When all was quiet, Marion returned.
'Open the door,' she said; 'and stand there close beside me, while I speak to him, outside.'
Timid as her manner was, it still evinced a resolute and settled purpose, such as Clemency could not resist. She softly unbarred the door: but before turning the key, looked round on the young creature waiting to issue forth when she should open it.
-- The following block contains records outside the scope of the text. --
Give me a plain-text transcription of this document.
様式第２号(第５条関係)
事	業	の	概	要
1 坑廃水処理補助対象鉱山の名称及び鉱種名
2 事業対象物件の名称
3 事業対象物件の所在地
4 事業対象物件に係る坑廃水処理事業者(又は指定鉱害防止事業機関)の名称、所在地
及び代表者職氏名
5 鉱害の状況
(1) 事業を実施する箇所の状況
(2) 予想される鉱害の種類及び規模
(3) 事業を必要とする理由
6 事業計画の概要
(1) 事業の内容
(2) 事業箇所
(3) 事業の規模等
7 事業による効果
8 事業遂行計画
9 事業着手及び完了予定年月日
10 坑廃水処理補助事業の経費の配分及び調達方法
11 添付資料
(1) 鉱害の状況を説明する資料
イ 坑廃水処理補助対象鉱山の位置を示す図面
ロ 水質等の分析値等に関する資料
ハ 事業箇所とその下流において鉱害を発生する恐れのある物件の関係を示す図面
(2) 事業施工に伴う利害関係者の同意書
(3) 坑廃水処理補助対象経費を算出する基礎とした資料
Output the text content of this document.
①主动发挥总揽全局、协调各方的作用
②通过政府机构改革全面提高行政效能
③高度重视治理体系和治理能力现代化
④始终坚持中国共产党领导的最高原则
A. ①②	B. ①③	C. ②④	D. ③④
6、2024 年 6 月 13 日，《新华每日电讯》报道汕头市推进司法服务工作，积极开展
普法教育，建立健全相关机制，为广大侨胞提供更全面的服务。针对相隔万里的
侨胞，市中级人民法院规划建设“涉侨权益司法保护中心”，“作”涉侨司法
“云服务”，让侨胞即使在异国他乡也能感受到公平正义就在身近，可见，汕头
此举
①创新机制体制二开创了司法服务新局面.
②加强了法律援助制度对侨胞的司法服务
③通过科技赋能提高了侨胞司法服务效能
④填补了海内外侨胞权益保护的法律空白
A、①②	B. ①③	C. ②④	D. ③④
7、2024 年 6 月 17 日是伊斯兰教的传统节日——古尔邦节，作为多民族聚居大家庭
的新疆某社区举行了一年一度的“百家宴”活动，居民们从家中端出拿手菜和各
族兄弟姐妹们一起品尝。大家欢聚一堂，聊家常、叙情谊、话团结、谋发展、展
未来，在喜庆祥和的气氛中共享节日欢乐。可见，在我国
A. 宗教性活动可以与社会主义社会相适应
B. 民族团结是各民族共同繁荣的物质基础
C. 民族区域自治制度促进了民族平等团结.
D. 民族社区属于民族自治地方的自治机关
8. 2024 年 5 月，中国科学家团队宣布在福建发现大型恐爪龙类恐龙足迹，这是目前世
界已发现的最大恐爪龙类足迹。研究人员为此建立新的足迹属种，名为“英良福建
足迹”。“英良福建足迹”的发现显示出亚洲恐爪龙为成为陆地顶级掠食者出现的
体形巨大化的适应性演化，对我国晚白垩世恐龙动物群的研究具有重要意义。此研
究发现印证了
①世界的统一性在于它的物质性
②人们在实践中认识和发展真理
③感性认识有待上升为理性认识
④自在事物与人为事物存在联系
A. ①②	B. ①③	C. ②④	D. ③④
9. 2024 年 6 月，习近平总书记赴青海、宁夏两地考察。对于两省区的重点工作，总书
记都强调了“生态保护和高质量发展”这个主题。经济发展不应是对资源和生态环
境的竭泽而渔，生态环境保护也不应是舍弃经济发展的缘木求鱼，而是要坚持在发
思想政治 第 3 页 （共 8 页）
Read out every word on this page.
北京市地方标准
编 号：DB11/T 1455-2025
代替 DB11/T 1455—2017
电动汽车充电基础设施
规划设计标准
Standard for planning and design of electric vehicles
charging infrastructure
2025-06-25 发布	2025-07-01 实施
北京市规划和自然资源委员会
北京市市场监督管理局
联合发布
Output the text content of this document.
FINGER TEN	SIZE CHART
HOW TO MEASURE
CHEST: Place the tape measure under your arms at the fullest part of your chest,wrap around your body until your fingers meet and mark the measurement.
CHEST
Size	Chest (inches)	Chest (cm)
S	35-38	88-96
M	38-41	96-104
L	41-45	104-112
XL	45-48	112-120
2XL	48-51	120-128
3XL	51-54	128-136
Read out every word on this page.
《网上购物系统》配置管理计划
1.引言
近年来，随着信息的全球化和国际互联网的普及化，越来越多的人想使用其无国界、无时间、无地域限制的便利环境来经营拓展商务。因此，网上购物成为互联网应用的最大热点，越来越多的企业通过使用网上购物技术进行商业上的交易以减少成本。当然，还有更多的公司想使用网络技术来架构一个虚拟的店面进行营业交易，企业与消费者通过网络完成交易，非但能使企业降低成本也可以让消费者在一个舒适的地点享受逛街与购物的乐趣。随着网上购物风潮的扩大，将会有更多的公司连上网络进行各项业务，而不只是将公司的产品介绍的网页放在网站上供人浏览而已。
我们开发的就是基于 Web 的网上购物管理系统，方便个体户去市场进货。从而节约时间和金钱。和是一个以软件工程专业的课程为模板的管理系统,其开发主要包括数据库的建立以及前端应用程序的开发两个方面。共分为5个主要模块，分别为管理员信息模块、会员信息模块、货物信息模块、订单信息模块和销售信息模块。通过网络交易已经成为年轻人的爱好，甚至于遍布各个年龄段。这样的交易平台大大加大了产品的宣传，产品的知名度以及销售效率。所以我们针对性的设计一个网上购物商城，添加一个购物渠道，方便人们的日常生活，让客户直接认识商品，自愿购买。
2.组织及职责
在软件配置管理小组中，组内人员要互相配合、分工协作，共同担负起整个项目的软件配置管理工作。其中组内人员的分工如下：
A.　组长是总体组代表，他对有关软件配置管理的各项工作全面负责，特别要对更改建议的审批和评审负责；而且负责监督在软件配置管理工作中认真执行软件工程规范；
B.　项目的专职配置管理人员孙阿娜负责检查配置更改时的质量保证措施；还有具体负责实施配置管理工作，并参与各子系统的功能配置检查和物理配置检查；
The face was not averted or cast down, but looking full upon her, in its pride of youth and beauty. Some simple sense of the slightness of the barrier that interposed itself between the happy home and honoured love of the fair girl, and what might be the desolation of that home, and shipwreck of its dearest treasure, smote so keenly on the tender heart of Clemency, and so filled it to overflowing with sorrow and compassion, that, bursting into tears, she threw her arms round Marion's neck.
'It's little that I know, my dear,' cried Clemency, 'very little; but I know that this should not be. Think of what you do!'
'I have thought of it many times,' said Marion, gently.
'Once more,' urged Clemency. 'Till to-morrow.' Marion shook her head.
'For Mr. Alfred's sake,' said Clemency, with homely earnestness. 'Him that you used to love so dearly, once!'
She hid her face, upon the instant, in her hands, repeating 'Once!' as if it rent her heart.
'Let me go out,' said Clemency, soothing her. 'I'll tell him what you like. Don't cross the door-step to-night. I'm sure no good will come of it. Oh, it was an unhappy day when Mr. Warden was ever brought here! Think of your good father, darling - of your sister.'
'I have,' said Marion, hastily raising her head.